The results in this study provide key insights on how compaction parameters could impact the production of MUPS tablets containing sustained release coated pellets, despite the limitation that an alcohol-dumping study was not performed. In the sub-study where MUPS tablets were produced using the default compaction cycle, precompression was found only to increase the tensile strength of MUPS tablets containing EC pellets (Figure 2a) but not of those containing AC pellets. However, in a larger dataset of the sub-study where a simulated rotary tablet press is used (Figure 8), precompression was significantly associated with increased tensile strength of MUPS tablets containing AC pellets, although the magnitude of this benefit was relatively small compared to reducing the target thickness (Figure 8). Therefore, the present results provide conflicting findings that precompression could yield benefits for MUPS tablets.
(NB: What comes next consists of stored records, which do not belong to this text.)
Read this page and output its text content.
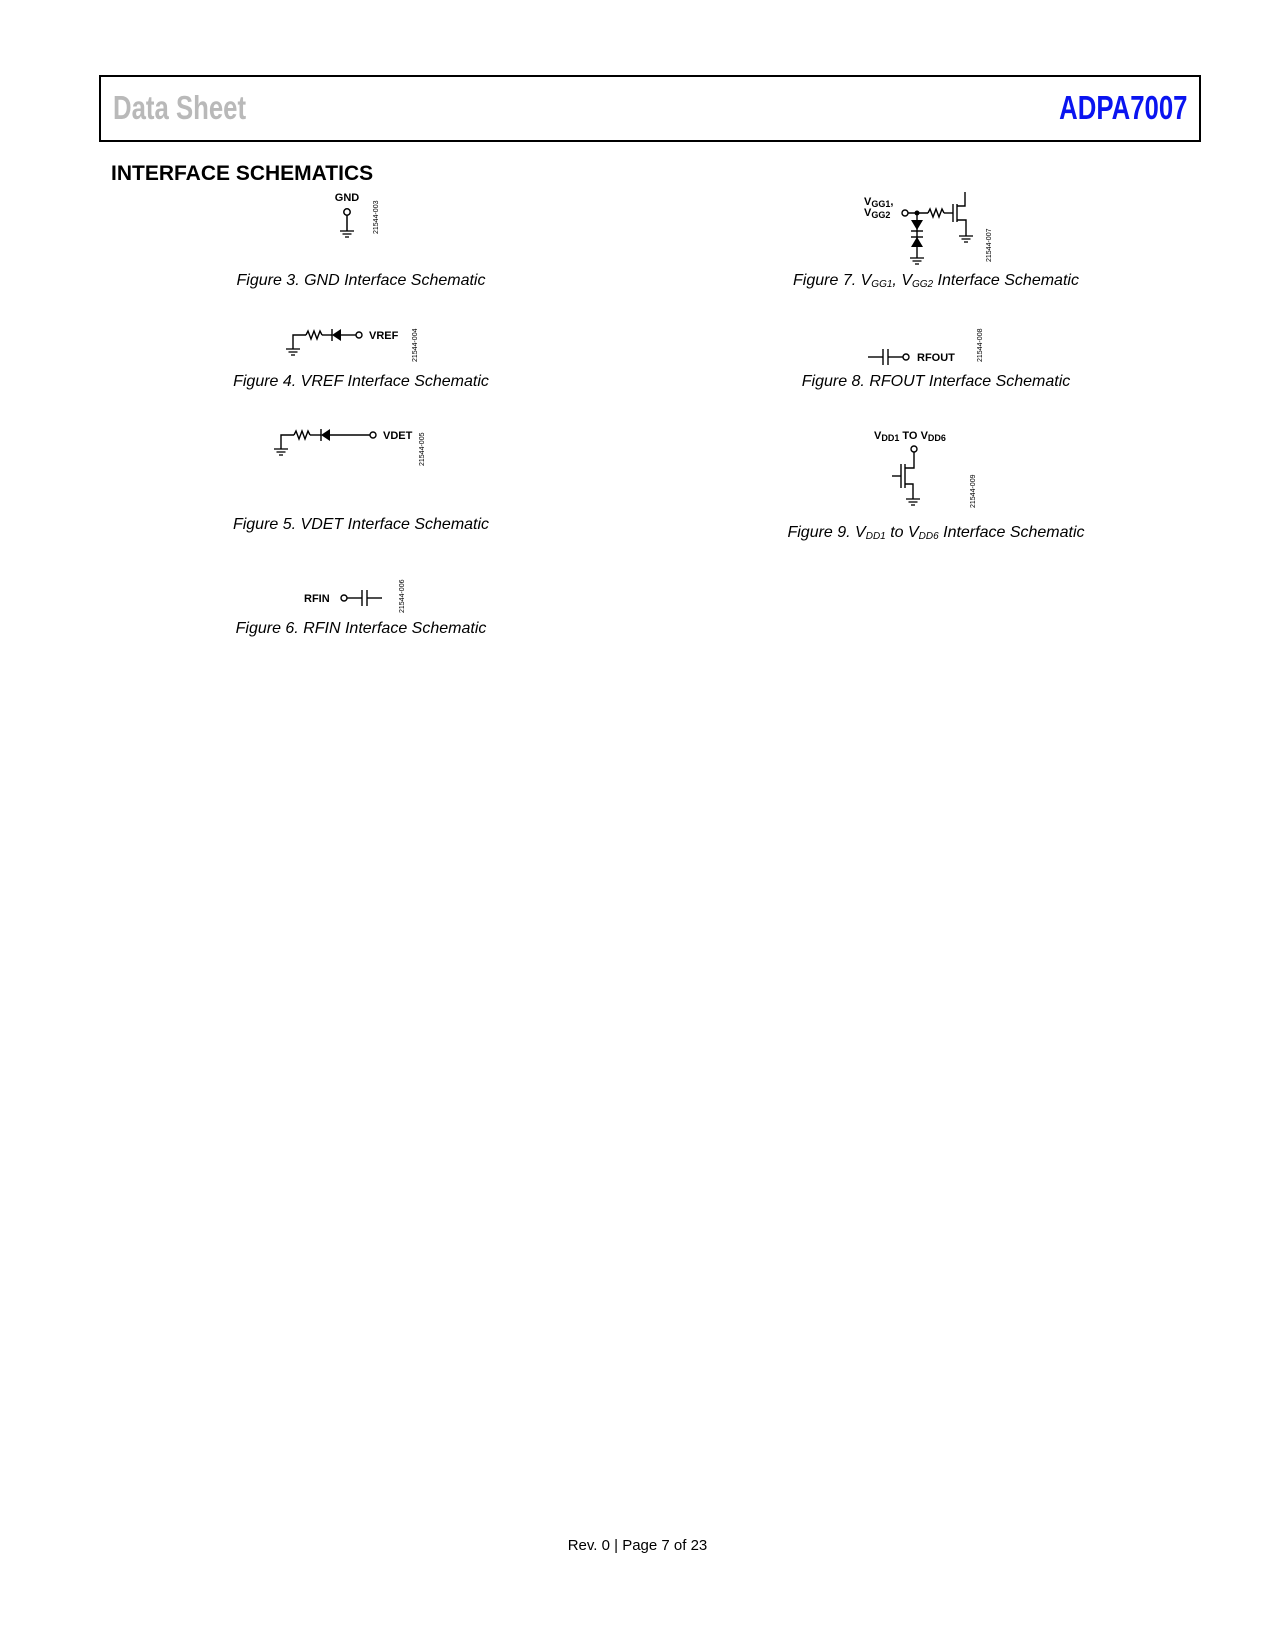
Data Sheet	ADPA7007
INTERFACE SCHEMATICS
GND
21544-003
Figure 3. GND Interface Schematic
VREF 21544-004
Figure 4. VREF Interface Schematic
VDET 21544-005
Figure 5. VDET Interface Schematic
RFIN	21544-006
Figure 6. RFIN Interface Schematic
VGG1,
VGG2
21544-007
Figure 7. $V_{GG1}$, $V_{GG2}$ Interface Schematic
RFOUT	21544-008
Figure 8. RFOUT Interface Schematic
VDD1 TO VDD6
21544-009
Figure 9. $V_{DD1}$ to $V_{DD6}$ Interface Schematic
Rev. 0 | Page 7 of 23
Trilayering MUPS tablets was found to be a highly effective method to both strengthen MUPS tablets (Figure 5a) and reduce pellet coat damage (Figure 5c). However, a major disadvantage of this approach for industrial MUPS tableting is the need for a customized rotary tablet press with three sequential feeding stages for the two cushioning layers and the pellet-filler mixture. This approach could increase the complexity and costs of producing trilayered MUPS tablets compared to normal MUPS tablets. Nevertheless, the results in this study demonstrate the feasibility of using the trilayering approach to mitigate pellet coat damage in MUPS tablets.
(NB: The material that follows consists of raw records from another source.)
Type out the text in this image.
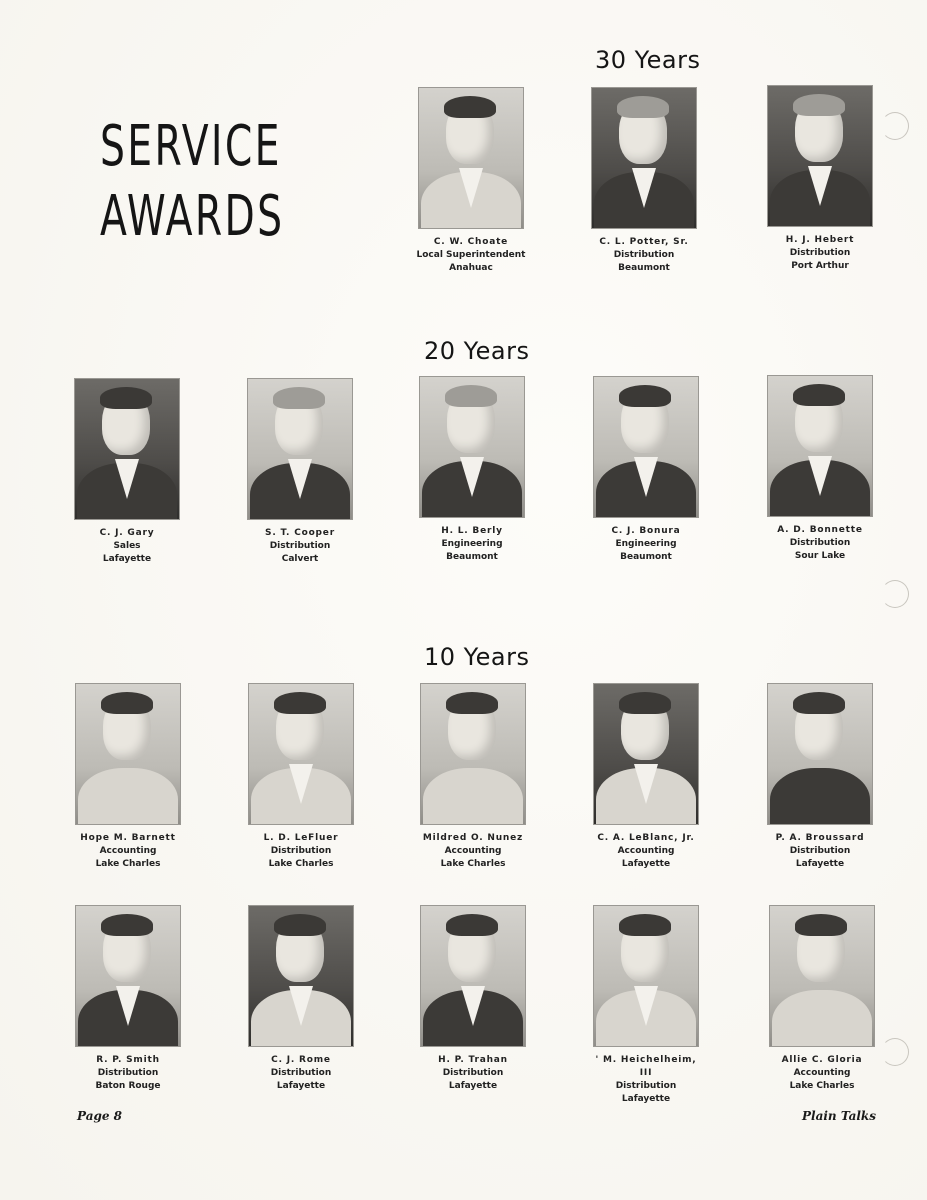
SERVICE
AWARDS
30 Years
20 Years
10 Years
C. W. Choate
Local Superintendent
Anahuac
C. L. Potter, Sr.
Distribution
Beaumont
H. J. Hebert
Distribution
Port Arthur
C. J. Gary
Sales
Lafayette
S. T. Cooper
Distribution
Calvert
H. L. Berly
Engineering
Beaumont
C. J. Bonura
Engineering
Beaumont
A. D. Bonnette
Distribution
Sour Lake
Hope M. Barnett
Accounting
Lake Charles
L. D. LeFluer
Distribution
Lake Charles
Mildred O. Nunez
Accounting
Lake Charles
C. A. LeBlanc, Jr.
Accounting
Lafayette
P. A. Broussard
Distribution
Lafayette
R. P. Smith
Distribution
Baton Rouge
C. J. Rome
Distribution
Lafayette
H. P. Trahan
Distribution
Lafayette
' M. Heichelheim, III
Distribution
Lafayette
Allie C. Gloria
Accounting
Lake Charles
Page 8	Plain Talks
Lubricating EC pellets with SSF was associated with markedly reduced pellet coat damage (Figure 5c). It was postulated that this could be attributed to the reduction in mechanical stress transfer from the compaction force to the EC pellet coats by interrupting the hydrogen bonding between MCC filler particles and the EC. However, it is uncertain whether this technique could be employed effectively at an industrial scale.
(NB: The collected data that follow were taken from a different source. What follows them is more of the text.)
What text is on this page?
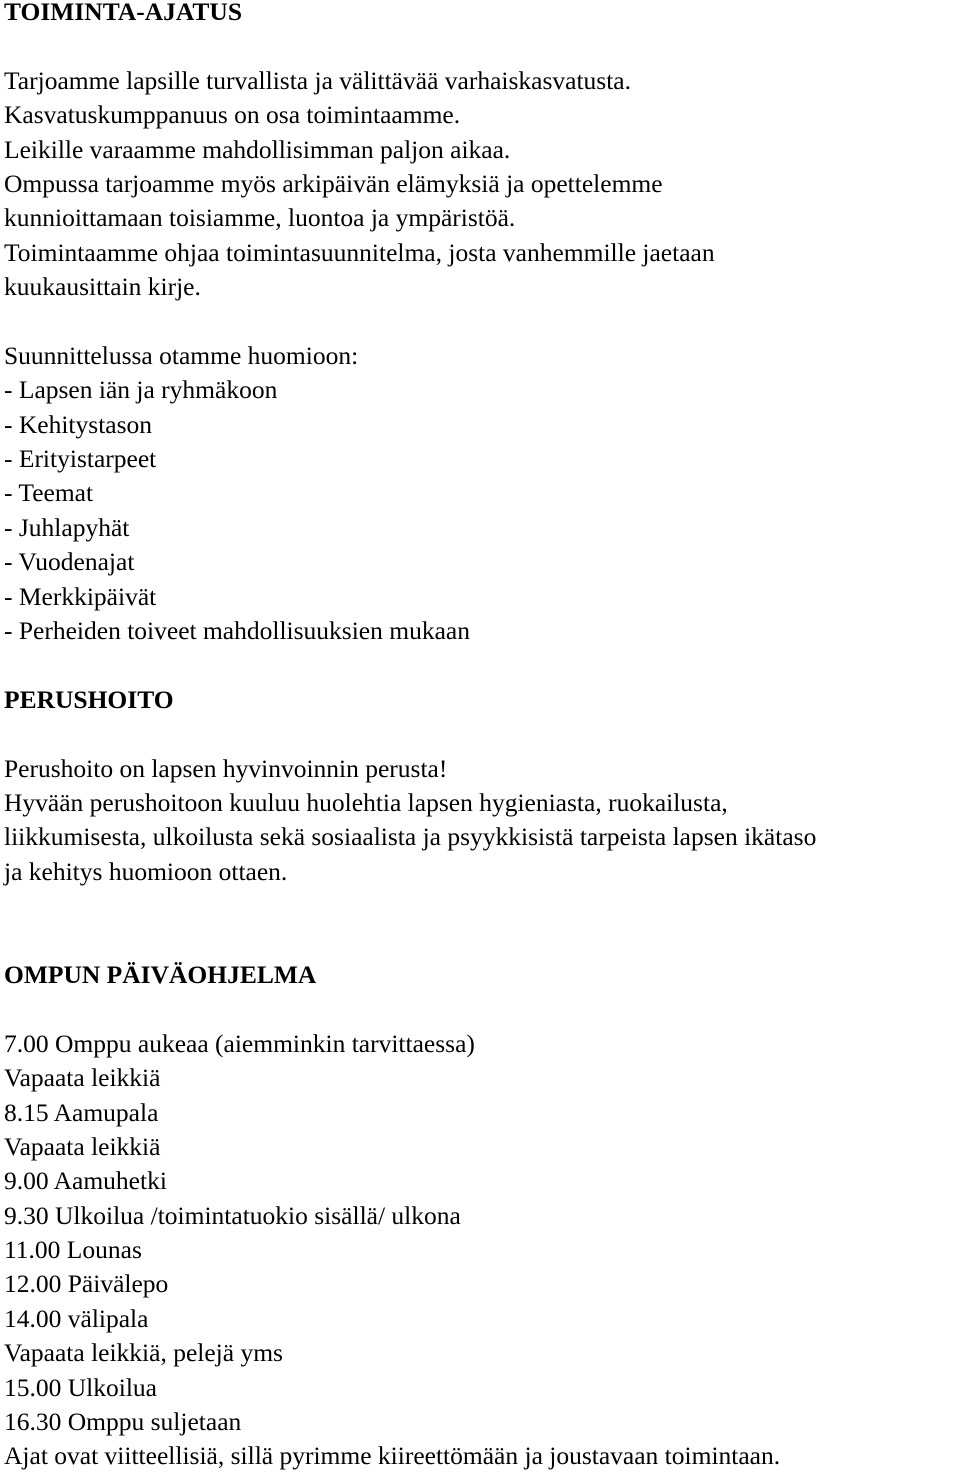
TOIMINTA-AJATUS
Tarjoamme lapsille turvallista ja välittävää varhaiskasvatusta.
Kasvatuskumppanuus on osa toimintaamme.
Leikille varaamme mahdollisimman paljon aikaa.
Ompussa tarjoamme myös arkipäivän elämyksiä ja opettelemme
kunnioittamaan toisiamme, luontoa ja ympäristöä.
Toimintaamme ohjaa toimintasuunnitelma, josta vanhemmille jaetaan
kuukausittain kirje.
Suunnittelussa otamme huomioon:
- Lapsen iän ja ryhmäkoon
- Kehitystason
- Erityistarpeet
- Teemat
- Juhlapyhät
- Vuodenajat
- Merkkipäivät
- Perheiden toiveet mahdollisuuksien mukaan
PERUSHOITO
Perushoito on lapsen hyvinvoinnin perusta!
Hyvään perushoitoon kuuluu huolehtia lapsen hygieniasta, ruokailusta,
liikkumisesta, ulkoilusta sekä sosiaalista ja psyykkisistä tarpeista lapsen ikätaso
ja kehitys huomioon ottaen.
OMPUN PÄIVÄOHJELMA
7.00 Omppu aukeaa (aiemminkin tarvittaessa)
Vapaata leikkiä
8.15 Aamupala
Vapaata leikkiä
9.00 Aamuhetki
9.30 Ulkoilua /toimintatuokio sisällä/ ulkona
11.00 Lounas
12.00 Päivälepo
14.00 välipala
Vapaata leikkiä, pelejä yms
15.00 Ulkoilua
16.30 Omppu suljetaan
Ajat ovat viitteellisiä, sillä pyrimme kiireettömään ja joustavaan toimintaan.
Increasing the tableting rate is a highly valued option to improve productivity in the manufacture of MUPS tablets. However, increasing the tableting rate may lead to the formation of significantly weaker MUPS tablets caused by a shortening of the dwell time (Figure 8). Nevertheless, the extent of pellet coat damage was not appreciably increased by using a higher tableting rate (Figure 9c). Therefore, care must be taken to ensure that MUPS tablets produced at a high tableting rate possess sufficient tensile strength by adjusting the target thickness accordingly and mitigating any increased pellet coat damage arising from the correspondingly increased compaction pressure.

4. Conclusions

The findings of this study demonstrate that compaction parameters and techniques can impact sustained release MUPS tablet properties in a variety of ways. For example, precompression significantly strengthened MUPS tablets containing EC pellets while only reducing, albeit to a minor extent, the coat damage of AC pellets. Statistically, the use of precompression, when evaluated in a larger dataset at different tableting rates and simulating a rotary tablet press, was shown to produce stronger MUPS tablets, albeit to a much lesser extent compared to reducing the target thickness. The introduction of a cushioning layer at the bottom and at the top of the MUPS tablet, to constitute a trilayered MUPS tablet, improved the mechanical strength of the tablet and also led to considerably mitigated pellet coat damage. This protective effect was attributed to the prevention of surface pellets being damaged by interactions with the punch faces. EC pellet lubrication with SSF was shown to significantly mitigate pellet coat damage. Lastly, increasing the tableting rate led to reduced MUPS tablet tensile strength due to reduced dwell time, but did not appear to increase the extent of pellet coat damage. The findings generated in this study provide key information on the compaction of MUPS tablets that could better inform future developments of MUPS tablets.